Goodiff TOS word frequency
Revision as of 12:47, 19 May 2014 by Michael Murtaugh (talk | contribs)
- TOS selected words frequency on timeline
By Dusan and Natasa, at GooDiff.org workshop with Nicolas Maleve, Michael and Aymeric
Code returns the frequencies of selected words in TOS defined in path variable. Result is in CSV format, which was then imported to Google Spreadsheets (time pressure: quick & dirty solution).
- Python code
from git.repository import Repository
r = Repository("./dataset")
#path = "google/gmail.google.com/mail/help/terms_of_use.html"
path = "facebook/www.facebook.com/terms.php"
#path = "ebay/www.skype.com/company/legal/privacy/privacy_general.html"
path = path.split("/")
def treewalk(tree, path):
if not path:
return tree
if path[0] in tree:
child = tree[path[0]]
return treewalk(child, path[1:])
import codecs
import nltk.util
import datetime
from operator import itemgetter
from nltk.corpus import stopwords
print "date;you;we;share;privacy;please;friend;control"
seen = {}
count = 0
noname = None
for r in r.rev_list():
b = treewalk(r.tree, path)
if b and b.name not in seen and datetime.datetime.fromtimestamp(float(r._committer_timestamp)) < datetime.datetime(2009, 11, 26, 18, 10): #last condition is to avoid French versions of TOS
seen[b.name] = True
# print r.shortname
count += 1
str1 = nltk.util.clean_html(b.contents)
# create a list of words separated at whitespaces
english_stops = set(stopwords.words("english"))
wordList1 = str1.split(None)
wordList1 = [w for w in wordList1 if w not in english_stops]

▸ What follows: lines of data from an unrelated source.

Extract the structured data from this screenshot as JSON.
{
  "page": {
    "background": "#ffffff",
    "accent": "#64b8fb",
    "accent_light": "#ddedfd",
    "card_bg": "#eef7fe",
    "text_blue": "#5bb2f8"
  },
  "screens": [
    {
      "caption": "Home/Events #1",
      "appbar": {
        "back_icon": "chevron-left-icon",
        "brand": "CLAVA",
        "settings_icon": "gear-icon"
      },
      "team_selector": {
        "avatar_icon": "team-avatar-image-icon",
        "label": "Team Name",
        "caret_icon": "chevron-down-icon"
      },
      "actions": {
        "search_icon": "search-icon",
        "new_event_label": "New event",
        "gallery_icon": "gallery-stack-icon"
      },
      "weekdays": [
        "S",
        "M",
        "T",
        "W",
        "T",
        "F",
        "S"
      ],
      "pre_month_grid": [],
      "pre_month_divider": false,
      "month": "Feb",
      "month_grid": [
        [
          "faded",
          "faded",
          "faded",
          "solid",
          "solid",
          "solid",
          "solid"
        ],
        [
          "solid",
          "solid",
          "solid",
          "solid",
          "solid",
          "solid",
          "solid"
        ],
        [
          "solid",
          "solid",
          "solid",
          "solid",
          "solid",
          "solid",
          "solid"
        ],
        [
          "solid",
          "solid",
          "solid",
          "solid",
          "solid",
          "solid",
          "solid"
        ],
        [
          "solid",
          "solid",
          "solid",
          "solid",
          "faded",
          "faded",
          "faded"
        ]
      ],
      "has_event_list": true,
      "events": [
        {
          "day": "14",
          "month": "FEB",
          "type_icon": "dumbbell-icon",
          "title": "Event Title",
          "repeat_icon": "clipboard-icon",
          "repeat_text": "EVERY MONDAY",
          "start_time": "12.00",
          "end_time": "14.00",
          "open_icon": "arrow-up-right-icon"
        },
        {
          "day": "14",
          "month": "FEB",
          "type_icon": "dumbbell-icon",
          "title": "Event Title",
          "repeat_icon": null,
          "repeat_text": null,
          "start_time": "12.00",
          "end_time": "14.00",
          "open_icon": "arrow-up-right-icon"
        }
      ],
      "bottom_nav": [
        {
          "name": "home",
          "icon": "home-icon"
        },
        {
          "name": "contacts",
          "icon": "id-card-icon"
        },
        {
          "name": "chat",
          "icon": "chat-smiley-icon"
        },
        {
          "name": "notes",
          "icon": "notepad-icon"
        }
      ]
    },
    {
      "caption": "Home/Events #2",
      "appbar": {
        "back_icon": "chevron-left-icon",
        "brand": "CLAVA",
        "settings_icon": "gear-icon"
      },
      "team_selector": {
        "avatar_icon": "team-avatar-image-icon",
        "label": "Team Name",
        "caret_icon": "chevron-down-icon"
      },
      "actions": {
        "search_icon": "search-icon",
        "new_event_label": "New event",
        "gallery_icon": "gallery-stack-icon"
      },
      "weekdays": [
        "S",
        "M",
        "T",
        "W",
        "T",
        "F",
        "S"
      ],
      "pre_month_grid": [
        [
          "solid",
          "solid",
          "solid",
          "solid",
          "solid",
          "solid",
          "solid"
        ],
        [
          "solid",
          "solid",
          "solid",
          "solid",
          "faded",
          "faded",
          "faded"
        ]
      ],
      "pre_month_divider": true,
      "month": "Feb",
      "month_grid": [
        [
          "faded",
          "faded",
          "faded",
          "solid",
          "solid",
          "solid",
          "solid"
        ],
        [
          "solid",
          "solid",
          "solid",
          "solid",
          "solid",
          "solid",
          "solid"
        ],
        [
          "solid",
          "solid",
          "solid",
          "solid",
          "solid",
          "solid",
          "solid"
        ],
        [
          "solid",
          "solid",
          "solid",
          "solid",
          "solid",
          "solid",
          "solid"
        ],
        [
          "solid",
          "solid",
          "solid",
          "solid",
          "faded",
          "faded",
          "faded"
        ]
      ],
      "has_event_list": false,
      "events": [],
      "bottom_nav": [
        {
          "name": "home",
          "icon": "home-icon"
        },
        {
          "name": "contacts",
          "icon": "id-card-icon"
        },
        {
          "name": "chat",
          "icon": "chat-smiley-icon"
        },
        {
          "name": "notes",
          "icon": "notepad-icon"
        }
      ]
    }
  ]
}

# strip any punctuation marks and build modified word list
# start with an empty list
wordList2 = []
for word1 in wordList1:
# last character of each word
lastchar = word1[-1:]
# use a list of punctuation marks
if lastchar in [",", ".", "!", "?", ";", "s", ")"]:
word2 = word1.rstrip(lastchar)
else:
word2 = word1
# build a wordList of lower case modified words
word2 = word2.lower()
if word2 in ["privée","privé"]:
word2 = "privacy"
if word2 in "vous":
word2 = "you"
if word2 in "nous":
word2 = "we"
if word2 in ["contrôle","contrôler"]:
word2 = "control"
if word2 in ["confiance","confier"]:
word2 = "trust"
if word2 in ["réclame","publicité"]:
word2 = "advertisement"
if word2 in "plait":
word2 = "please"
wordList2.append(word2)
# create a wordfrequency dictionary
# start with an empty dictionaryimport nltk.util
freqD2 = {}
for word2 in wordList2:
freqD2[word2] = freqD2.get(word2, 0) + 1
# create a list of keys and sort the list
# all words are lower case already
keyList = freqD2.keys()
keyList_sorted = sorted(freqD2.items(), key=itemgetter(0)) # or sort by count: change to (1)
keyList_sorted.reverse()
print str(datetime.datetime.fromtimestamp(float(r._committer_timestamp))),
for pair in keyList_sorted:
if pair[0] in ["friend","we","you","privacy","share","control","please"]:
# print str(datetime.datetime.fromtimestamp(float(r._committer_timestamp))) +";"+ pair[0] +";"+ str(pair[1])
print ";"+str(pair[1]),
print ""
- Result
Ideas
- Distance/similarity between two documents? How the facebook privacy is different from the Google privacy policy? You can use frequency vector of each document to compare the two. That would allow to see if there are major differences between company's approach to privacy. It could be even a nice visualization.